A multivariate analysis of covariance was conducted to compare different social-emotional domains (adjusted for age and self-SES), whole amygdala volumes (adjusted for age, self-SES, and eTIV), and amygdala subnuclei volumes (adjusted for age, self-SES, and left/right amygdala volume), while partial eta squared was employed to calculate effect sizes; around 0.01 is considered a small size effect, 0.06 medium, and above 0.14 is considered large. Moreover, bivariate correlation analyses were performed to assess the relationships between social-emotional outcomes and amygdala volumes (i.e., whole and subnuclei volumetric values). For all preceding analyses, the SPSS version 28 was used, and significance level set at 0.05.

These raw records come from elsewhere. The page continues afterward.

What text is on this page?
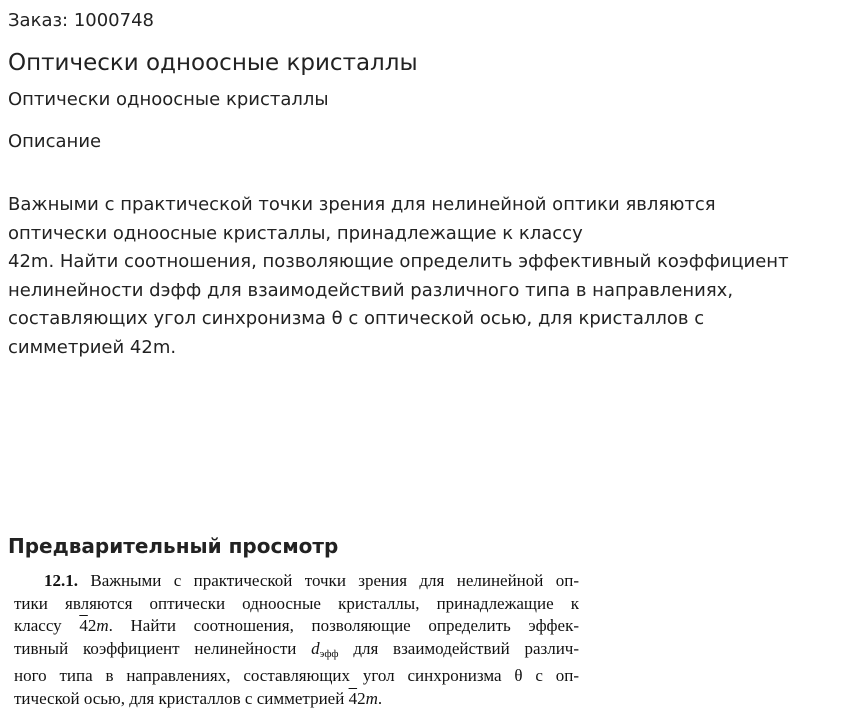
Заказ: 1000748
Оптически одноосные кристаллы
Оптически одноосные кристаллы
Описание
Важными с практической точки зрения для нелинейной оптики являются
оптически одноосные кристаллы, принадлежащие к классу
42m. Найти соотношения, позволяющие определить эффективный коэффициент
нелинейности dэфф для взаимодействий различного типа в направлениях,
составляющих угол синхронизма θ с оптической осью, для кристаллов с
симметрией 42m.
Предварительный просмотр
12.1. Важными с практической точки зрения для нелинейной оп-
тики являются оптически одноосные кристаллы, принадлежащие к
классу 42m. Найти соотношения, позволяющие определить эффек-
тивный коэффициент нелинейности $d_{эфф}$ для взаимодействий различ-
ного типа в направлениях, составляющих угол синхронизма θ с оп-
тической осью, для кристаллов с симметрией 42m.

Regarding FC statistical analysis, cluster-level inferences in region of interest (ROI)-to-ROI analyses based on Threshold Free Cluster Enhancement (TFCE) approach was used (Smith and Nichols 2009). This approach is used for thresholding ROI-to-ROI parametric maps while appropriately controlling the family-wise error (FWE) rate using TFCE analyses with a FWE corrected p < 0.05 at cluster level, with the post hoc test FDR corrected p < 0.05 at connection level. Between-group differences were assessed (with age and self-SES used as covariates) with Cluster-level ROI-to-ROI based on TFCE and the ROIs selected based on the Harvard–Oxford Structures Atlas (http://fsl.fmrib.ox.ac.uk/fsl/fslwiki/Atlases) were as follows: (a) left amygdala, (b) right amygdala, and (c) MedFC. In addition, Pearson correlation analyses (i.e., each group independently) between the strength of FC and social-emotional data were also assessed with the same approach (Cluster-level ROI-to-ROI based on TFCE) and with the selected ROIs.